In many ways, the latest MacBook Air laptops look and act just like their predecessors -- and that's a very good thing. Those who want high performance in an Apple laptop continue to be better served by going with a 15-inch MacBook Pro -- with or without the Retina display. But for most everyday computing, the MacBook Air provides plenty of punch. The component lineup features an Intel Core i5 Haswell processor, a 128 GB flash drive and 4 GB of RAM. Integrated graphics are your only option, so the MacBook Air is only suitable for casual gaming, though Intel HD Graphics 5000 provide a modest boost over the Intel 4000 graphics offered in last year's Ivy Bridge processors -- which themselves provided a nice leap forward over earlier integrated-graphics solutions.

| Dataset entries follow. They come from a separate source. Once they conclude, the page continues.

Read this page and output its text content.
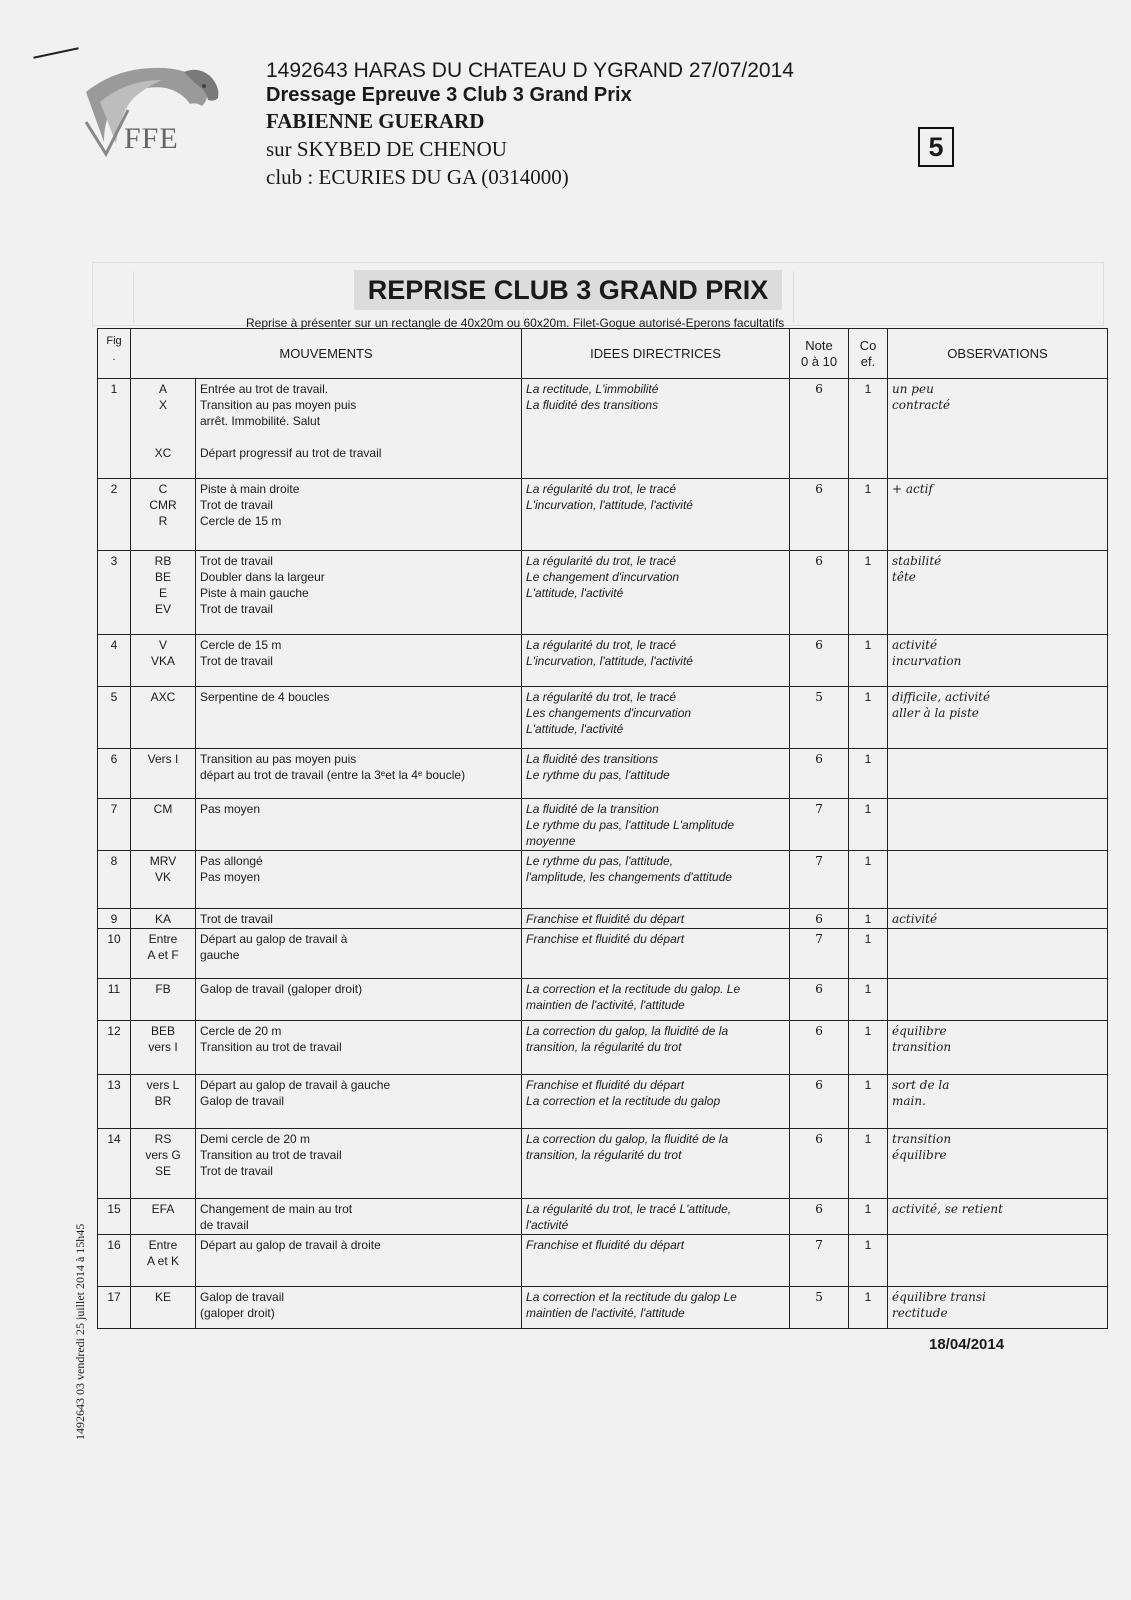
FFE
1492643 HARAS DU CHATEAU D YGRAND 27/07/2014
Dressage Epreuve 3 Club 3 Grand Prix
FABIENNE GUERARD
sur SKYBED DE CHENOU
club : ECURIES DU GA (0314000)
5
REPRISE CLUB 3 GRAND PRIX
Reprise à présenter sur un rectangle de 40x20m ou 60x20m. Filet-Gogue autorisé-Eperons facultatifs
Fig
.	MOUVEMENTS		IDEES DIRECTRICES	Note
0 à 10	Co
ef.	OBSERVATIONS
1	A
X

XC	Entrée au trot de travail.
Transition au pas moyen puis
arrêt. Immobilité. Salut

Départ progressif au trot de travail	La rectitude, L'immobilité
La fluidité des transitions	6	1	un peu
contracté
2	C
CMR
R	Piste à main droite
Trot de travail
Cercle de 15 m	La régularité du trot, le tracé
L'incurvation, l'attitude, l'activité	6	1	+ actif
3	RB
BE
E
EV	Trot de travail
Doubler dans la largeur
Piste à main gauche
Trot de travail	La régularité du trot, le tracé
Le changement d'incurvation
L'attitude, l'activité	6	1	stabilité
tête
4	V
VKA	Cercle de 15 m
Trot de travail	La régularité du trot, le tracé
L'incurvation, l'attitude, l'activité	6	1	activité
incurvation
5	AXC	Serpentine de 4 boucles	La régularité du trot, le tracé
Les changements d'incurvation
L'attitude, l'activité	5	1	difficile, activité
aller à la piste
6	Vers I	Transition au pas moyen puis
départ au trot de travail (entre la 3ᵉet la 4ᵉ boucle)	La fluidité des transitions
Le rythme du pas, l'attitude	6	1	
7	CM	Pas moyen	La fluidité de la transition
Le rythme du pas, l'attitude L'amplitude
moyenne	7	1	
8	MRV
VK	Pas allongé
Pas moyen	Le rythme du pas, l'attitude,
l'amplitude, les changements d'attitude	7	1	
9	KA	Trot de travail	Franchise et fluidité du départ	6	1	activité
10	Entre
A et F	Départ au galop de travail à
gauche	Franchise et fluidité du départ	7	1	
11	FB	Galop de travail (galoper droit)	La correction et la rectitude du galop. Le
maintien de l'activité, l'attitude	6	1	
12	BEB
vers I	Cercle de 20 m
Transition au trot de travail	La correction du galop, la fluidité de la
transition, la régularité du trot	6	1	équilibre
transition
13	vers L
BR	Départ au galop de travail à gauche
Galop de travail	Franchise et fluidité du départ
La correction et la rectitude du galop	6	1	sort de la
main.
14	RS
vers G
SE	Demi cercle de 20 m
Transition au trot de travail
Trot de travail	La correction du galop, la fluidité de la
transition, la régularité du trot	6	1	transition
équilibre
15	EFA	Changement de main au trot
de travail	La régularité du trot, le tracé L'attitude,
l'activité	6	1	activité, se retient
16	Entre
A et K	Départ au galop de travail à droite	Franchise et fluidité du départ	7	1	
17	KE	Galop de travail
(galoper droit)	La correction et la rectitude du galop Le
maintien de l'activité, l'attitude	5	1	équilibre transi
rectitude
18/04/2014
1492643 03 vendredi 25 juillet 2014 à 15h45
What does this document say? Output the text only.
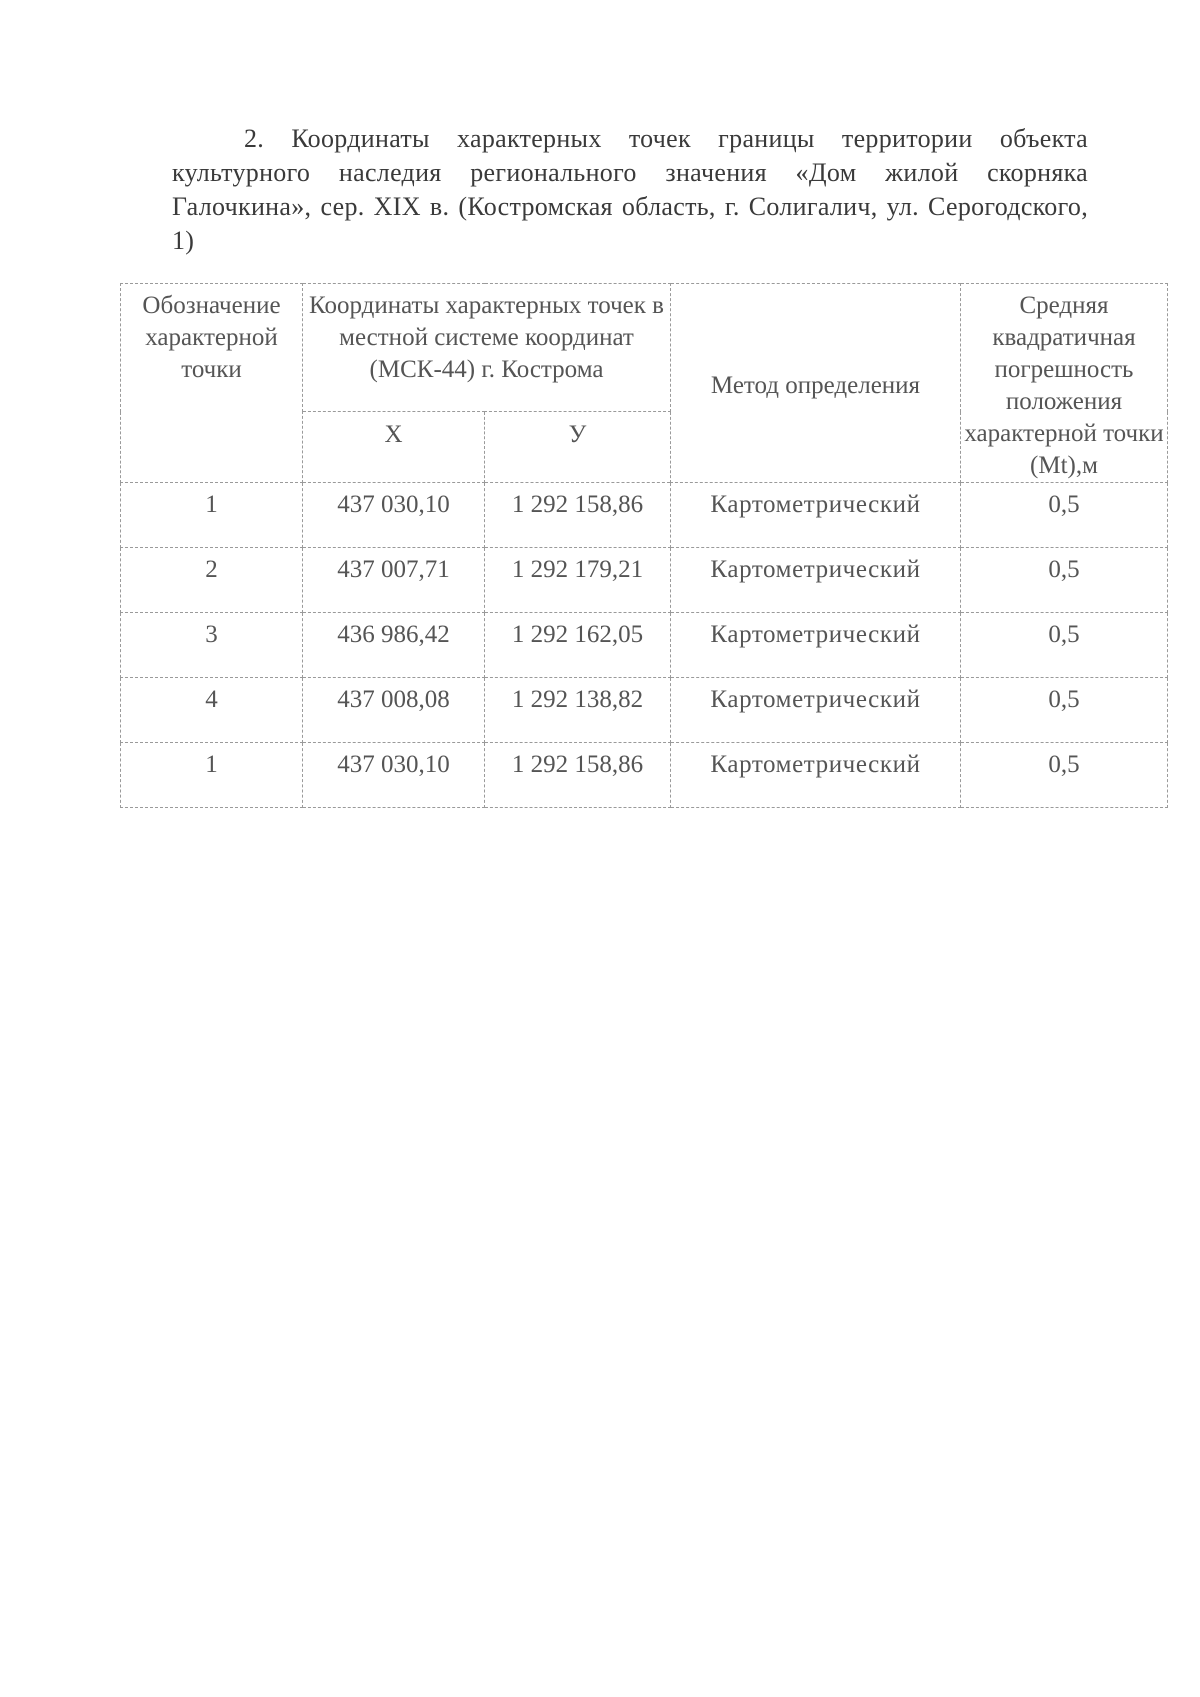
2. Координаты характерных точек границы территории объекта культурного наследия регионального значения «Дом жилой скорняка Галочкина», сер. XIX в. (Костромская область, г. Солигалич, ул. Серогодского, 1)
Обозначение характерной точки	Координаты характерных точек в местной системе координат (МСК-44) г. Кострома		Метод определения	Средняя квадратичная погрешность положения характерной точки (Mt),м
	X	У		
1	437 030,10	1 292 158,86	Картометрический	0,5
2	437 007,71	1 292 179,21	Картометрический	0,5
3	436 986,42	1 292 162,05	Картометрический	0,5
4	437 008,08	1 292 138,82	Картометрический	0,5
1	437 030,10	1 292 158,86	Картометрический	0,5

The 11 inches - MacBook Air (*Est. $1,000 and up) and 13 inches (Est. $1,100 and up) . Both wedge-shaped models are just 0.68 inches at their thickest and a barely-there 0.11 inches at their thinnest, with each weighing less than 3 pounds. Both offer similar component lineups, so performance will be similar.
As with the MacBook Pro, the backlit keyboard and glass trackpad are widely considered to be best in class. Where things get interesting is battery life; Haswell technology has pushed the MacBook Air to the head of the class in that regard. Apple estimates around 12 -- yes, 12 -- hours between charges. Reviewers accuse Apple of modesty -- PCMag.com, for example, reports 15 hours in its tests. That, coupled with the Air's light weight and thin profile, makes this the ideal laptop, it would seem, for life on the road.